I took a look at the wall. A poster issued by the Ideological-Political Division of the Police Forces was hanging on the wall. The writing on the poster began with the sentence “When God bestows his kindness upon one of his subjects, he will put people’s needs in his hands.”

An hour has passed. Everyone is tired. Some are crying quietly and others are recounting how they were arrested. And I am still waiting for the form. There was a piece of paper taped on the wall of the amphitheater that warned everyone that according to Article 638 of the law, having bad hejab is a crime and the punishment for not having the canonical hejab is 10 days to 2 months of imprisonment or a monetary fine ranging from 50,000-500,000 Rls (roughly $6-$60).

Finally, one of the women in a green uniform comes to the amphitheater and puts the pledge forms in front of me. I start writing my first name, last name, time of arrest, etc. ….. There is now a power outage. We are led to the “religious guidance” room and the religious guidance “experts” are wondering who to talk to. They decide to make it easy for themselves and announce: “Those who haven’t received religious guidance yet, stay on this side of the table; others go to the other side of the table.” I couldn’t help letting out a nervous laugh in the midst of all this chaos and noise. The wasted time, being insulted for wearing what I had chosen to wear, and worst of all, lack of any semblance of coordination in this place……. A female official passes by me and abruptly asks: “Did you get yourself arrested on purpose?”

– No. Do you think I have such a sick mind to do that to myself?

She looks at me incredulously and says: “Well, it’s just that there doesn’t seem to be anything wrong with your hejab and appearance. And you keep taking notes and seem to be relaxed!”

I laugh again. I am reminded of the good old days in college and our general math instructor who used to call me the “laughing girl” because of my badly timed laughing outbursts in class.

I don’t know whether it was because of the crowdedness or because of my simple and somewhat disheveled appearance that they called me without having to wait for my turn.
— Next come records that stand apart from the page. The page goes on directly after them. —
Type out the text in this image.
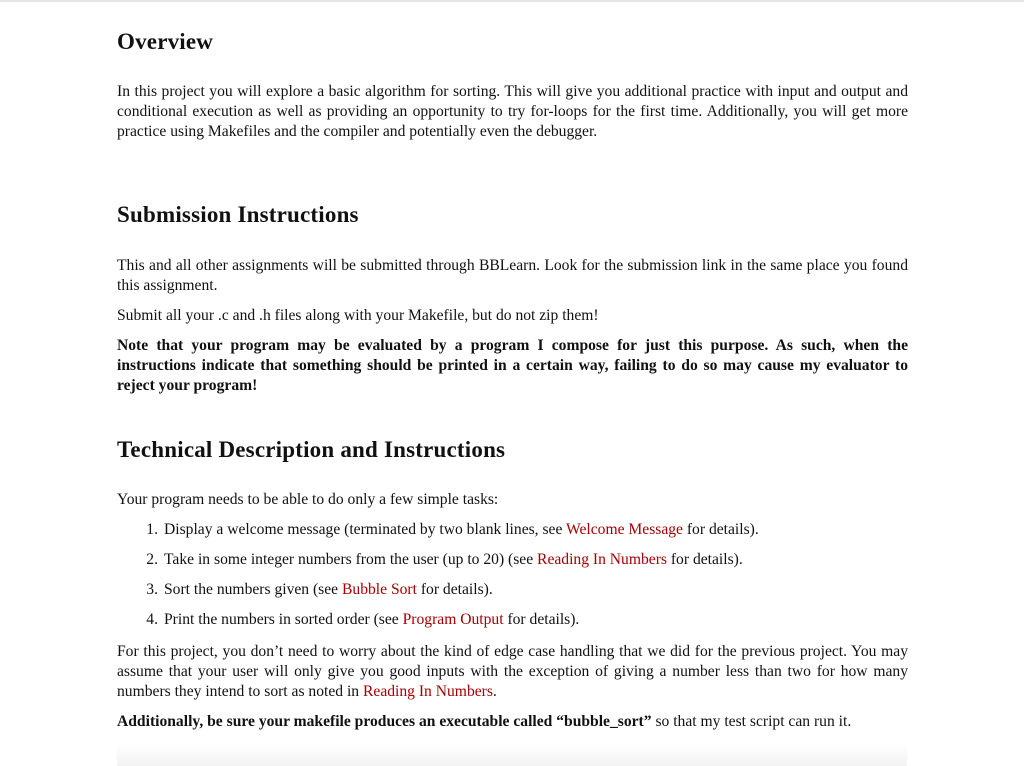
Overview

In this project you will explore a basic algorithm for sorting. This will give you additional practice with input and output and conditional execution as well as providing an opportunity to try for-loops for the first time. Additionally, you will get more practice using Makefiles and the compiler and potentially even the debugger.

Submission Instructions

This and all other assignments will be submitted through BBLearn. Look for the submission link in the same place you found this assignment.

Submit all your .c and .h files along with your Makefile, but do not zip them!

Note that your program may be evaluated by a program I compose for just this purpose. As such, when the instructions indicate that something should be printed in a certain way, failing to do so may cause my evaluator to reject your program!

Technical Description and Instructions

Your program needs to be able to do only a few simple tasks:

1. Display a welcome message (terminated by two blank lines, see Welcome Message for details).
2. Take in some integer numbers from the user (up to 20) (see Reading In Numbers for details).
3. Sort the numbers given (see Bubble Sort for details).
4. Print the numbers in sorted order (see Program Output for details).

For this project, you don’t need to worry about the kind of edge case handling that we did for the previous project. You may assume that your user will only give you good inputs with the exception of giving a number less than two for how many numbers they intend to sort as noted in Reading In Numbers.

Additionally, be sure your makefile produces an executable called “bubble_sort” so that my test script can run it.
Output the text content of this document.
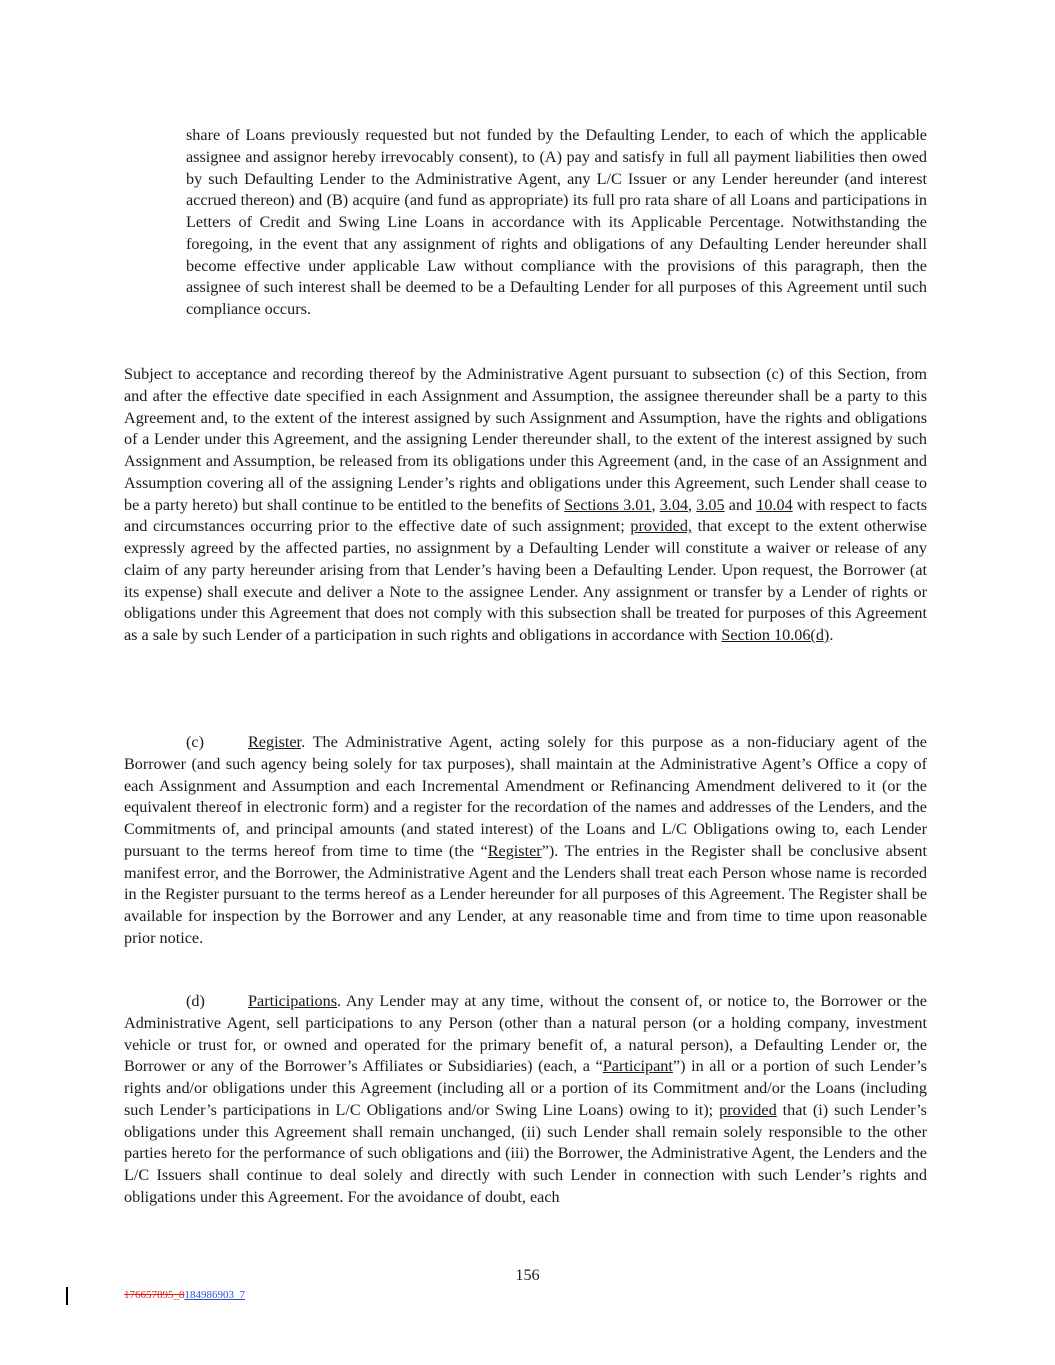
share of Loans previously requested but not funded by the Defaulting Lender, to each of which the applicable assignee and assignor hereby irrevocably consent), to (A) pay and satisfy in full all payment liabilities then owed by such Defaulting Lender to the Administrative Agent, any L/C Issuer or any Lender hereunder (and interest accrued thereon) and (B) acquire (and fund as appropriate) its full pro rata share of all Loans and participations in Letters of Credit and Swing Line Loans in accordance with its Applicable Percentage. Notwithstanding the foregoing, in the event that any assignment of rights and obligations of any Defaulting Lender hereunder shall become effective under applicable Law without compliance with the provisions of this paragraph, then the assignee of such interest shall be deemed to be a Defaulting Lender for all purposes of this Agreement until such compliance occurs.

Subject to acceptance and recording thereof by the Administrative Agent pursuant to subsection (c) of this Section, from and after the effective date specified in each Assignment and Assumption, the assignee thereunder shall be a party to this Agreement and, to the extent of the interest assigned by such Assignment and Assumption, have the rights and obligations of a Lender under this Agreement, and the assigning Lender thereunder shall, to the extent of the interest assigned by such Assignment and Assumption, be released from its obligations under this Agreement (and, in the case of an Assignment and Assumption covering all of the assigning Lender’s rights and obligations under this Agreement, such Lender shall cease to be a party hereto) but shall continue to be entitled to the benefits of Sections 3.01, 3.04, 3.05 and 10.04 with respect to facts and circumstances occurring prior to the effective date of such assignment; provided, that except to the extent otherwise expressly agreed by the affected parties, no assignment by a Defaulting Lender will constitute a waiver or release of any claim of any party hereunder arising from that Lender’s having been a Defaulting Lender. Upon request, the Borrower (at its expense) shall execute and deliver a Note to the assignee Lender. Any assignment or transfer by a Lender of rights or obligations under this Agreement that does not comply with this subsection shall be treated for purposes of this Agreement as a sale by such Lender of a participation in such rights and obligations in accordance with Section 10.06(d).

(c)	Register. The Administrative Agent, acting solely for this purpose as a non-fiduciary agent of the Borrower (and such agency being solely for tax purposes), shall maintain at the Administrative Agent’s Office a copy of each Assignment and Assumption and each Incremental Amendment or Refinancing Amendment delivered to it (or the equivalent thereof in electronic form) and a register for the recordation of the names and addresses of the Lenders, and the Commitments of, and principal amounts (and stated interest) of the Loans and L/C Obligations owing to, each Lender pursuant to the terms hereof from time to time (the “Register”). The entries in the Register shall be conclusive absent manifest error, and the Borrower, the Administrative Agent and the Lenders shall treat each Person whose name is recorded in the Register pursuant to the terms hereof as a Lender hereunder for all purposes of this Agreement. The Register shall be available for inspection by the Borrower and any Lender, at any reasonable time and from time to time upon reasonable prior notice.

(d)	Participations. Any Lender may at any time, without the consent of, or notice to, the Borrower or the Administrative Agent, sell participations to any Person (other than a natural person (or a holding company, investment vehicle or trust for, or owned and operated for the primary benefit of, a natural person), a Defaulting Lender or, the Borrower or any of the Borrower’s Affiliates or Subsidiaries) (each, a “Participant”) in all or a portion of such Lender’s rights and/or obligations under this Agreement (including all or a portion of its Commitment and/or the Loans (including such Lender’s participations in L/C Obligations and/or Swing Line Loans) owing to it); provided that (i) such Lender’s obligations under this Agreement shall remain unchanged, (ii) such Lender shall remain solely responsible to the other parties hereto for the performance of such obligations and (iii) the Borrower, the Administrative Agent, the Lenders and the L/C Issuers shall continue to deal solely and directly with such Lender in connection with such Lender’s rights and obligations under this Agreement. For the avoidance of doubt, each

156
176657895_8184986903_7
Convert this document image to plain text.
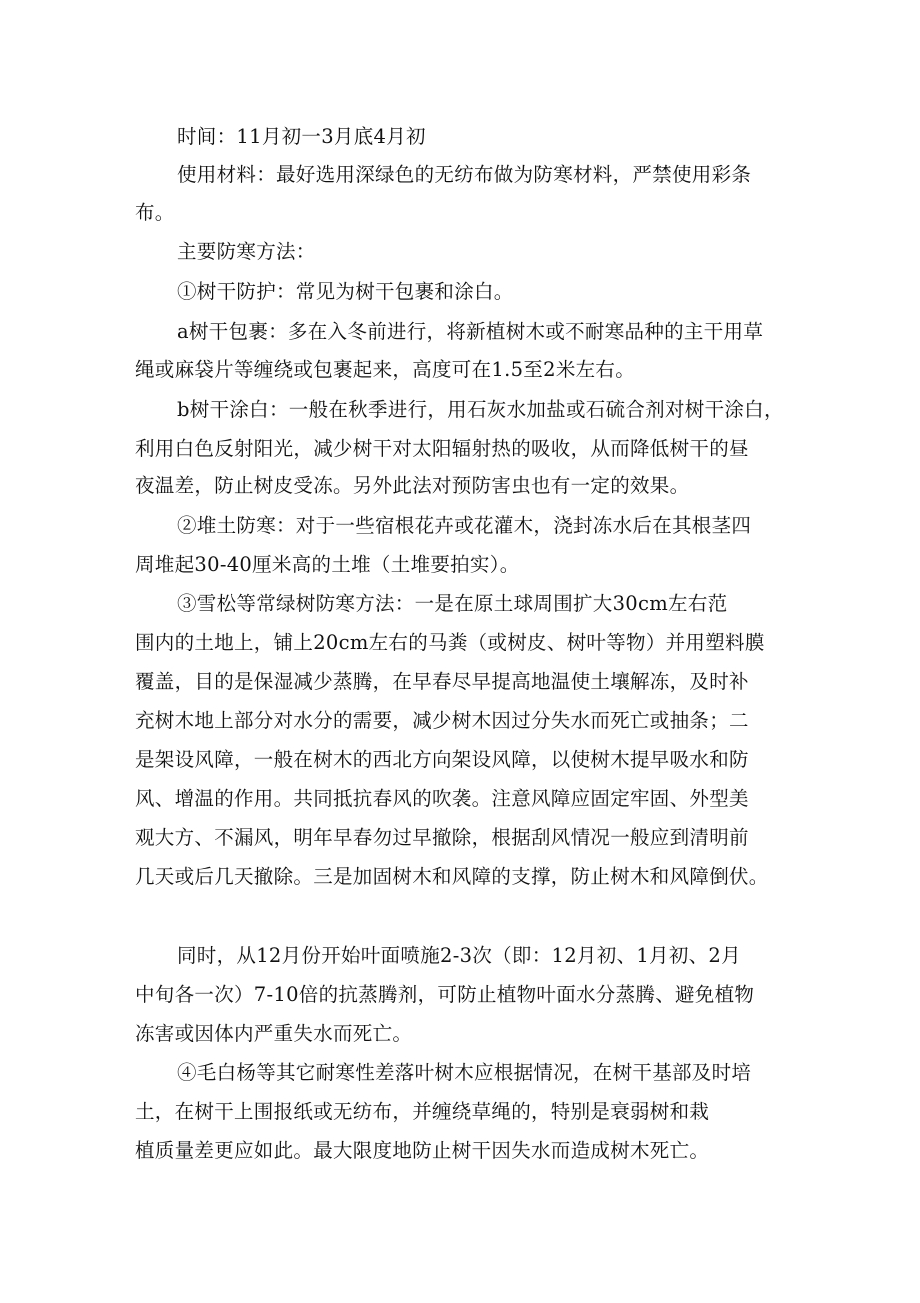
时间：11月初一3月底4月初

使用材料：最好选用深绿色的无纺布做为防寒材料，严禁使用彩条

布。

主要防寒方法：

①树干防护：常见为树干包裹和涂白。

a树干包裹：多在入冬前进行，将新植树木或不耐寒品种的主干用草

绳或麻袋片等缠绕或包裹起来，高度可在1.5至2米左右。

b树干涂白：一般在秋季进行，用石灰水加盐或石硫合剂对树干涂白，

利用白色反射阳光，减少树干对太阳辐射热的吸收，从而降低树干的昼

夜温差，防止树皮受冻。另外此法对预防害虫也有一定的效果。

②堆土防寒：对于一些宿根花卉或花灌木，浇封冻水后在其根茎四

周堆起30-40厘米高的土堆（土堆要拍实）。

③雪松等常绿树防寒方法：一是在原土球周围扩大30cm左右范

围内的土地上，铺上20cm左右的马粪（或树皮、树叶等物）并用塑料膜

覆盖，目的是保湿减少蒸腾，在早春尽早提高地温使土壤解冻，及时补

充树木地上部分对水分的需要，减少树木因过分失水而死亡或抽条；二

是架设风障，一般在树木的西北方向架设风障，以使树木提早吸水和防

风、增温的作用。共同抵抗春风的吹袭。注意风障应固定牢固、外型美

观大方、不漏风，明年早春勿过早撤除，根据刮风情况一般应到清明前

几天或后几天撤除。三是加固树木和风障的支撑，防止树木和风障倒伏。

同时，从12月份开始叶面喷施2-3次（即：12月初、1月初、2月

中旬各一次）7-10倍的抗蒸腾剂，可防止植物叶面水分蒸腾、避免植物

冻害或因体内严重失水而死亡。

④毛白杨等其它耐寒性差落叶树木应根据情况，在树干基部及时培

土，在树干上围报纸或无纺布，并缠绕草绳的，特别是衰弱树和栽

植质量差更应如此。最大限度地防止树干因失水而造成树木死亡。
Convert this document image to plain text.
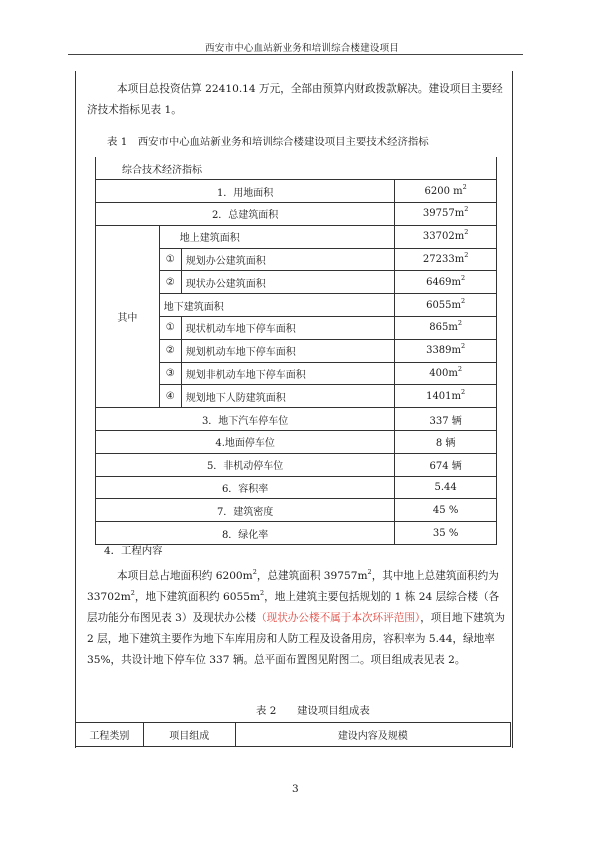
西安市中心血站新业务和培训综合楼建设项目
本项目总投资估算 22410.14 万元，全部由预算内财政拨款解决。建设项目主要经济技术指标见表 1。
表 1　西安市中心血站新业务和培训综合楼建设项目主要技术经济指标
综合技术经济指标			
1．用地面积			6200 $m^2$
2．总建筑面积			$39757m^2$
其中	地上建筑面积		$33702m^2$
	①	规划办公建筑面积	$27233m^2$
	②	现状办公建筑面积	$6469m^2$
	地下建筑面积		$6055m^2$
	①	现状机动车地下停车面积	$865m^2$
	②	规划机动车地下停车面积	$3389m^2$
	③	规划非机动车地下停车面积	$400m^2$
	④	规划地下人防建筑面积	$1401m^2$
3．地下汽车停车位			337 辆
4.地面停车位			8 辆
5．非机动停车位			674 辆
6．容积率			5.44
7．建筑密度			45 %
8．绿化率			35 %
4．工程内容
本项目总占地面积约 $6200m^2$，总建筑面积 $39757m^2$，其中地上总建筑面积约为 $33702m^2$，地下建筑面积约 $6055m^2$，地上建筑主要包括规划的 1 栋 24 层综合楼（各层功能分布图见表 3）及现状办公楼（现状办公楼不属于本次环评范围），项目地下建筑为 2 层，地下建筑主要作为地下车库用房和人防工程及设备用房，容积率为 5.44，绿地率 35%，共设计地下停车位 337 辆。总平面布置图见附图二。项目组成表见表 2。
表 2　　建设项目组成表
工程类别	项目组成	建设内容及规模
3
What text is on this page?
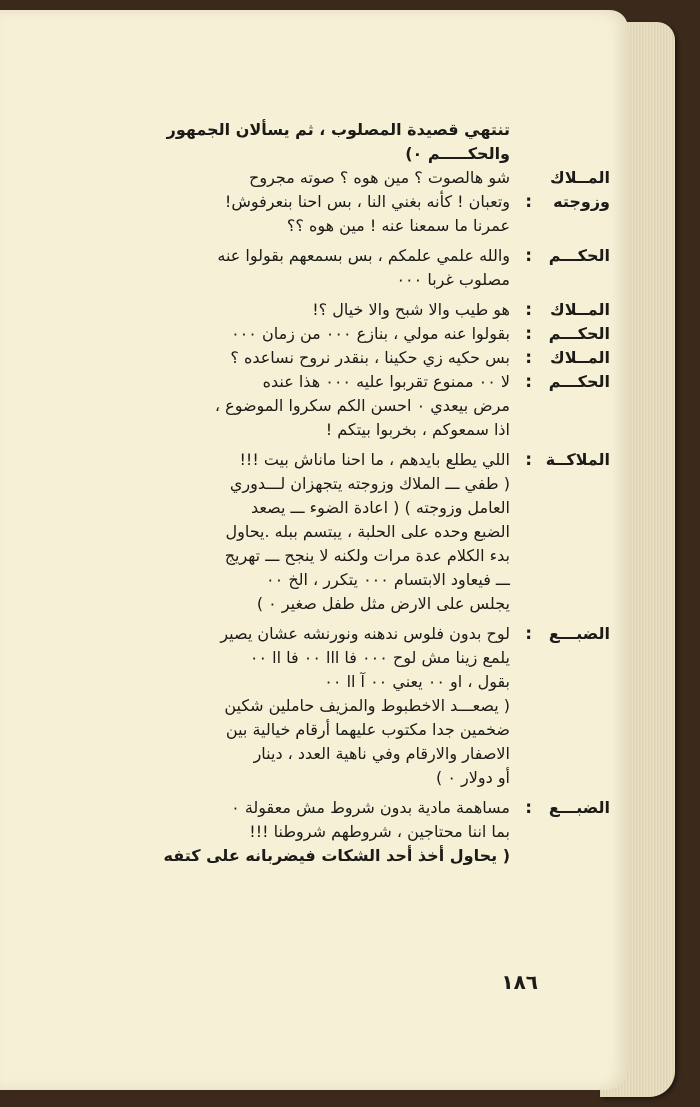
تنتهي قصيدة المصلوب ، ثم يسألان الجمهور
والحكـــــم ٠)
المــلاك
شو هالصوت ؟ مين هوه ؟ صوته مجروح
وزوجته
:
وتعبان ! كأنه بغني النا ، بس احنا بنعرفوش!
عمرنا ما سمعنا عنه ! مين هوه ؟؟
الحكـــم
:
والله علمي علمكم ، بس بسمعهم بقولوا عنه
مصلوب غربا ٠٠٠
المــلاك
:
هو طيب والا شبح والا خيال ؟!
الحكـــم
:
بقولوا عنه مولي ، بنازع ٠٠٠ من زمان ٠٠٠
المــلاك
:
بس حكيه زي حكينا ، بنقدر نروح نساعده ؟
الحكـــم
:
لا ٠٠ ممنوع تقربوا عليه ٠٠٠ هذا عنده
مرض بيعدي ٠ احسن الكم سكروا الموضوع ،
اذا سمعوكم ، بخربوا بيتكم !
الملاكــة
:
اللي يطلع بايدهم ، ما احنا ماناش بيت !!!
( طفي ـــ الملاك وزوجته يتجهزان لـــدوري
العامل وزوجته ) ( اعادة الضوء ـــ يصعد
الضبع وحده على الحلبة ، يبتسم ببله .يحاول
بدء الكلام عدة مرات ولكنه لا ينجح ـــ تهريج
ـــ فيعاود الابتسام ٠٠٠ يتكرر ، الخ ٠٠
يجلس على الارض مثل طفل صغير ٠ )
الضبـــع
:
لوح بدون فلوس ندهنه ونورنشه عشان يصير
يلمع زينا مش لوح ٠٠٠ فا ااا ٠٠ فا اا ٠٠
بقول ، او ٠٠ يعني ٠٠ آ اا ٠٠
( يصعـــد الاخطبوط والمزيف حاملين شكين
ضخمين جدا مكتوب عليهما أرقام خيالية بين
الاصفار والارقام وفي ناهية العدد ، دينار
أو دولار ٠ )
الضبـــع
:
مساهمة مادية بدون شروط مش معقولة ٠
بما اننا محتاجين ، شروطهم شروطنا !!!
( يحاول أخذ أحد الشكات فيضربانه على كتفه
١٨٦
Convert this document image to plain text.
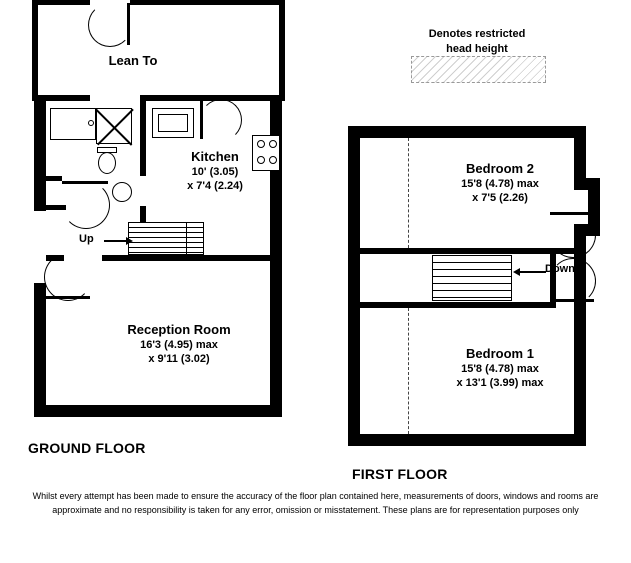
Denotes restricted
head height
Up
Lean To
Kitchen
10' (3.05)
x 7'4 (2.24)
Reception Room
16'3 (4.95) max
x 9'11 (3.02)
GROUND FLOOR
Down
Bedroom 2
15'8 (4.78) max
x 7'5 (2.26)
Bedroom 1
15'8 (4.78) max
x 13'1 (3.99) max
FIRST FLOOR
Whilst every attempt has been made to ensure the accuracy of the floor plan contained here, measurements of doors, windows and rooms are approximate and no responsibility is taken for any error, omission or misstatement. These plans are for representation purposes only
And without requiring the presence of the family, they put a sheet of paper in front of me and told me to put my fingerprint on it and go!

When I was leaving the Vozara headquarters, I was thinking about a 20-21 year old girl who was wearing a long baggy jean skirt and tennis shoes and was wearing no makeup. Having lost her temper, she was saying: “I was arrested as soon as I walked out of the gate of the Saad Abad Museum. I could not understand at all what happened that caused me to end up here.”